Wednesday, June 25, 2008

The blues are tinged with gold

As part of NSNC's visit to New Orleans, we columnists were taken on a bus tour of the lower ninth ward and St. Bernard parish, where the worst of Hurricane Katrina's flooding hit. We saw block after block of abandoned homes, some with holes in the roof where people hacked their way out of flooding attics, some still spray-painted with notes from rescuers telling how many, and what kind, of dead pets were inside. In some cases, how many people, as well.

We visited Chalmette High School, where the principal talked about the Monday almost three years ago when the floodwaters came, and filled the school's main hallway you see below to the ceiling within 20 minutes.


You know those outdoor walkways high schools have? The ones with roofs over them to keep the rain off you between classes? The day Katrina hit, the tops of those were used as docks here. Principal Warner took us up the stairs to a set of second-floor windows through which they pulled people that day, off those walkway roofs after they arrived in boats from being rescued around the neighborhood. Hundreds of people survived on the second floor of the school on half a cup of water twice a day and a bowl of Fruit Loops for almost a week before they could be rescued from the flood zone.

I will go into more detail in my regular column next week, but suffice to say our visit was a study in contrasts.

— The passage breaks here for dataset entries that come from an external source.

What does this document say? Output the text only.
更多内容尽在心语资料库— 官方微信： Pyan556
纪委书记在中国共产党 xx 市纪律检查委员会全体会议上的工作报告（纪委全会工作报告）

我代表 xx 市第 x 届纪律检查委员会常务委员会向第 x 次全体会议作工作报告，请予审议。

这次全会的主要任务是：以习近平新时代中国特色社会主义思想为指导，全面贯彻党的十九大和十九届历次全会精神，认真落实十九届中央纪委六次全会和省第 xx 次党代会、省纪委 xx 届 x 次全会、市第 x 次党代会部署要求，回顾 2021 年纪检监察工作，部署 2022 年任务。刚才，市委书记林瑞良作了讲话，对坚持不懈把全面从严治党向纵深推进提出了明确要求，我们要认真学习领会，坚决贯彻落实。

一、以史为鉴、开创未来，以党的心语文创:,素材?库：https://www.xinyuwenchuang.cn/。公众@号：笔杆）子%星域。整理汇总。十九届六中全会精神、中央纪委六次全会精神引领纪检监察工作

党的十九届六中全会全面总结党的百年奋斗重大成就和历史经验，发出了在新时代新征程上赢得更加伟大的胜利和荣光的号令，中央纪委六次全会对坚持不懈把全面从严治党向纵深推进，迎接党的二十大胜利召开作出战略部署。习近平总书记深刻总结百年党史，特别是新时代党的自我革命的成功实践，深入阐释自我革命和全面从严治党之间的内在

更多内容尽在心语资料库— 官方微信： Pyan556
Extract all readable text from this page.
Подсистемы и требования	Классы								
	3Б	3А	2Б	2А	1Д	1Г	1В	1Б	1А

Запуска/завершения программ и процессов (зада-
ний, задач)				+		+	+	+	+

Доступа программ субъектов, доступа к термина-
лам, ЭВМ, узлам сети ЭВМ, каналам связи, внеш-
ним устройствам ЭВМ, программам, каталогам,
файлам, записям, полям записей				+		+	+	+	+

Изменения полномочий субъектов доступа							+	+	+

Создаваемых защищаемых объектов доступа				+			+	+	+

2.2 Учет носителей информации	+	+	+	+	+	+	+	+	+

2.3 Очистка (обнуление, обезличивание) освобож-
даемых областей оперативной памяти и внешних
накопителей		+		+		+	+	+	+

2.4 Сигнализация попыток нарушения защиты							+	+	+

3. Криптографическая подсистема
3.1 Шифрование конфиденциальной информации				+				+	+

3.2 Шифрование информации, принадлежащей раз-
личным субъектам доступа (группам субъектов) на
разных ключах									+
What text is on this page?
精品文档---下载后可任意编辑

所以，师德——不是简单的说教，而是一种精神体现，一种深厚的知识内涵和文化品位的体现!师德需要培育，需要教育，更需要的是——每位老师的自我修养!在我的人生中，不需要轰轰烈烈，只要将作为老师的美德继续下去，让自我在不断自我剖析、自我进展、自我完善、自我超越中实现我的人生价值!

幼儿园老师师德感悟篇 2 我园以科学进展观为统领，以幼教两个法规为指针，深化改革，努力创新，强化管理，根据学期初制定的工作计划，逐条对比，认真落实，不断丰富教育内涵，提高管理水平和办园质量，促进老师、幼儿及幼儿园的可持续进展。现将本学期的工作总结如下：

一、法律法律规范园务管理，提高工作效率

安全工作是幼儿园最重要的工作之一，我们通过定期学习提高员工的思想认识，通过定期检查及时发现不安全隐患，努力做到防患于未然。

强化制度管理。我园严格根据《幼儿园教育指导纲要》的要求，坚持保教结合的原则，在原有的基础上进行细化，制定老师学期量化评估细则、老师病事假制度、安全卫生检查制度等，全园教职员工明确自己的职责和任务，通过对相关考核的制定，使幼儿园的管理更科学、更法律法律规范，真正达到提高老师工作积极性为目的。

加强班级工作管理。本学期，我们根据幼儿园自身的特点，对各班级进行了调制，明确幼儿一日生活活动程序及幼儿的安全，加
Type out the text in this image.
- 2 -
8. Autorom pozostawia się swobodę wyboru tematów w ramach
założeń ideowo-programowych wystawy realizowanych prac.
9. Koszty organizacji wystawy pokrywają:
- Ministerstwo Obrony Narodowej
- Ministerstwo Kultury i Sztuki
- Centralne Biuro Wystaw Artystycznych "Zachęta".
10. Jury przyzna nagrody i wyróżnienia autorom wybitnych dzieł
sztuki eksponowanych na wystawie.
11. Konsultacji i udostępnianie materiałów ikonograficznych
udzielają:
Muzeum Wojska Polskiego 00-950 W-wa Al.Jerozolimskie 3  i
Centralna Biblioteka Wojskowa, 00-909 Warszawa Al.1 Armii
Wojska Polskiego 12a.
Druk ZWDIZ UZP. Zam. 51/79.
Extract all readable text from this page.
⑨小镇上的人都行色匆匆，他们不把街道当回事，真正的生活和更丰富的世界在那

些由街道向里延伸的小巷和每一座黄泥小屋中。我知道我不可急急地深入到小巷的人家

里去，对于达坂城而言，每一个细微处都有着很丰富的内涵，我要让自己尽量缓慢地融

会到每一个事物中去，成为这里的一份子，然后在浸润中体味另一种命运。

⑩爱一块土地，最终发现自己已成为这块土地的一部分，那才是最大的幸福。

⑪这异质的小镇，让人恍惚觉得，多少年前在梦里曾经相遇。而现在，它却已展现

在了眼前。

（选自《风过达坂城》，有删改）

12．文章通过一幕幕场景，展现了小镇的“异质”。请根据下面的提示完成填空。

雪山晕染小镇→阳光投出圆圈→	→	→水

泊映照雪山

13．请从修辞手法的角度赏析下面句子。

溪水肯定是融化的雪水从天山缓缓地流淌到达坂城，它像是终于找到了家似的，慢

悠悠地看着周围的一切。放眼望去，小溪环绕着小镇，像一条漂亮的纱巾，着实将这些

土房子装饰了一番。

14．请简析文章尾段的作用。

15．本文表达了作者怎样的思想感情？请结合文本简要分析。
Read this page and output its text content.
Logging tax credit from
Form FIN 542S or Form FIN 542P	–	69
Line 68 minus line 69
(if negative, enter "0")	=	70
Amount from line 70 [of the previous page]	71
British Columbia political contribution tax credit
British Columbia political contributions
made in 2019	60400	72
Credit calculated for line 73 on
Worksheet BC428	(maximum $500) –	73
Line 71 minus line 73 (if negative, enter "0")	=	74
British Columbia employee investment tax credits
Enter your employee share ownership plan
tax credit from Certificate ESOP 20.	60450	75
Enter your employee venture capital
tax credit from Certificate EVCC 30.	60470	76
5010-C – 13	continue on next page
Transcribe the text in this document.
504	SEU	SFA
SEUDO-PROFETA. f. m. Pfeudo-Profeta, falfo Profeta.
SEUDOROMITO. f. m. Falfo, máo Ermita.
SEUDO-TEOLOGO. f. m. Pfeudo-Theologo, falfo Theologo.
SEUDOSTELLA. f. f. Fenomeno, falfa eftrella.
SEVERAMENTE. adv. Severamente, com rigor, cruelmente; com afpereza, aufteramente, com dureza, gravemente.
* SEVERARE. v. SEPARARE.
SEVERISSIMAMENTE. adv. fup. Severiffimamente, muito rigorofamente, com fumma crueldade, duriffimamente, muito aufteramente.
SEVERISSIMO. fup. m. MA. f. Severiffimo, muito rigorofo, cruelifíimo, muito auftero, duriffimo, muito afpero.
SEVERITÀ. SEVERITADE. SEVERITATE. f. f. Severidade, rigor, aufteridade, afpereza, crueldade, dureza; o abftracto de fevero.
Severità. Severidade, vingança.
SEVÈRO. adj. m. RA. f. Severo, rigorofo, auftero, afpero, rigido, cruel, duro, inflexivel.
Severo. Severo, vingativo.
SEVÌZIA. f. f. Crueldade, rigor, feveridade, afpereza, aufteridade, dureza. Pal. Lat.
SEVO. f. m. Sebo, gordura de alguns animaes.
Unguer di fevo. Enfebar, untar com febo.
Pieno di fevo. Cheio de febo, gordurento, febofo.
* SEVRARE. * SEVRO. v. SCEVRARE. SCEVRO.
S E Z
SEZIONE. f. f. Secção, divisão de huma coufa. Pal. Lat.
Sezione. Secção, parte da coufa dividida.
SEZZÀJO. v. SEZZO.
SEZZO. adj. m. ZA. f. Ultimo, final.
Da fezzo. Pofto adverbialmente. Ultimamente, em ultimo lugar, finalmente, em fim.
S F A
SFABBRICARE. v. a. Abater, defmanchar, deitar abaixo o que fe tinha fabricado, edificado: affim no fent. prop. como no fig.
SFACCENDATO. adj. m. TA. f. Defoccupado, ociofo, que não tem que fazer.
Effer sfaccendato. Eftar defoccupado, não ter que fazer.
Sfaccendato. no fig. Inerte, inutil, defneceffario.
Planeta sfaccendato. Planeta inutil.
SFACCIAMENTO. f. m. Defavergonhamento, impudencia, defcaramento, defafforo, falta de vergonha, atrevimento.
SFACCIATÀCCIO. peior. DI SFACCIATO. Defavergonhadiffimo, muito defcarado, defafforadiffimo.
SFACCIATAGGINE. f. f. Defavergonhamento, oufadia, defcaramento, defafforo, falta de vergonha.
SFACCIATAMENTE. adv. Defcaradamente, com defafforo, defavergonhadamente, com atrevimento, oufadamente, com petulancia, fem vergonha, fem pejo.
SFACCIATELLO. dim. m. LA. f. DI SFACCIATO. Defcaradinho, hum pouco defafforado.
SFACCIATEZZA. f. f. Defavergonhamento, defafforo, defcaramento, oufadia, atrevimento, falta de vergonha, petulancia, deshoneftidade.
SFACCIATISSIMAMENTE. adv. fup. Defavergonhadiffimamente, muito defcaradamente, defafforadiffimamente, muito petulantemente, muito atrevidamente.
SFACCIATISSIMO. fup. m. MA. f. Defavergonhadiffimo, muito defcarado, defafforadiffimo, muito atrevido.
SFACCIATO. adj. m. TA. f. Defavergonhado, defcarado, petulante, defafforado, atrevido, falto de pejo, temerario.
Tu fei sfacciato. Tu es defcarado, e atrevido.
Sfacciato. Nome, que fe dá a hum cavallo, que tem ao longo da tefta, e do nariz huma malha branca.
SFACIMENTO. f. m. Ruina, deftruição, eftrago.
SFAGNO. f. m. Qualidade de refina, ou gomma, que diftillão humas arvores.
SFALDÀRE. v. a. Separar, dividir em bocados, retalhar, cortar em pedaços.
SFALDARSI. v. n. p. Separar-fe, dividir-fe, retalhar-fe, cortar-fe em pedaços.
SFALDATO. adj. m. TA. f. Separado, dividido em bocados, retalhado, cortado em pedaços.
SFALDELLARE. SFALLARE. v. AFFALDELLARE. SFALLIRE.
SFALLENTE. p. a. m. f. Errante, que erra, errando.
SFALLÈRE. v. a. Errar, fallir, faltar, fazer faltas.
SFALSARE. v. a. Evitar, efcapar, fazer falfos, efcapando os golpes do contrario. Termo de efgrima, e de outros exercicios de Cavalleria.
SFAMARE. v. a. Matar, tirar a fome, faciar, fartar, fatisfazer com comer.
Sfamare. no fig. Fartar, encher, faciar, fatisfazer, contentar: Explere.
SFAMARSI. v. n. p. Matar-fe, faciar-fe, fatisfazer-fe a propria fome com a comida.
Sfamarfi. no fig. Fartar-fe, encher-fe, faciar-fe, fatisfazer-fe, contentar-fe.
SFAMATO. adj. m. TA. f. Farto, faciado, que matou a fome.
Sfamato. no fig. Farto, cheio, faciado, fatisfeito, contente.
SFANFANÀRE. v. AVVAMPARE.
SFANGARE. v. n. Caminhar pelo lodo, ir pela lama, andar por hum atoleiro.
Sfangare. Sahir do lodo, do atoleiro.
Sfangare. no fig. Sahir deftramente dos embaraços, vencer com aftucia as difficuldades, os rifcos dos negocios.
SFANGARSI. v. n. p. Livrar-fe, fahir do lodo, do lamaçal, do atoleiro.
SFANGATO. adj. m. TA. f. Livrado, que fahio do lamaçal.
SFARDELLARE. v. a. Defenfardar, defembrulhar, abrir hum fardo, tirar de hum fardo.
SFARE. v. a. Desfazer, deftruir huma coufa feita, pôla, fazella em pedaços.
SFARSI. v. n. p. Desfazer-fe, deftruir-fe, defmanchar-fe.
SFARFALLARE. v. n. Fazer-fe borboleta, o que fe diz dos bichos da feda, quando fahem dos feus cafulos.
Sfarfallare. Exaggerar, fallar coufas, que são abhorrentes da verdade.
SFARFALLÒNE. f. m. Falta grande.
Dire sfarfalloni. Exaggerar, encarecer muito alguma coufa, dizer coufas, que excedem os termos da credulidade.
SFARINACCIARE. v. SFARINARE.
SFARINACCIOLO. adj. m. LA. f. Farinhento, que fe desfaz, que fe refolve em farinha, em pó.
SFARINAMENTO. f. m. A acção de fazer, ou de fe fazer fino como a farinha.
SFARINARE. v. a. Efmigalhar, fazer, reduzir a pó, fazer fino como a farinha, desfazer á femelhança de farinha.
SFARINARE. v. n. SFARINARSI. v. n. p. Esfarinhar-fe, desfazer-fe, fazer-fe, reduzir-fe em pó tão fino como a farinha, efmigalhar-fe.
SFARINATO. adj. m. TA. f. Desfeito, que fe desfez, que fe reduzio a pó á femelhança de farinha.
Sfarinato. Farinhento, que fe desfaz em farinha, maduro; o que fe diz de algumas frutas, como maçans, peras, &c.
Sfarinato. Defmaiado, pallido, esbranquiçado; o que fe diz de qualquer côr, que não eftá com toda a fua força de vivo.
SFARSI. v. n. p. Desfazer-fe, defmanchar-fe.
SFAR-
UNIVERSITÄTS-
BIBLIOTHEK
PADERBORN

A half-hour drive away, back in New Orleans proper, with thousands of tourists enjoying the mostly-sunny summer day, there was little evidence that the town had ever known anything but bliss. I thought this sculpture and mural were particularly pretty. Click to enlarge it.


As befitted the dignity of our particular group of journalists, Friday night, a band paraded our group down Bienville Avenue as we played along with kazoos and waxpaper-covered combs. We stopped traffic. The saints totally marched in. We ended up at the Aquarium of the Americas, where the band continued to play us right inside and through all the exhibits to our dinner destination. I wondered what the sharks thought of the blazing jazz. The otters seemed to love it. They dived and twirled. The penguins looked a little confused. In fact, a curator brought out a penguin for us to pet before dinner. So my weekend varied wildly from seeing acres of empty, sagging homes to rubbing penguins. (This last inspired all manner of "penguin rubber" jokes which I can't repeat here).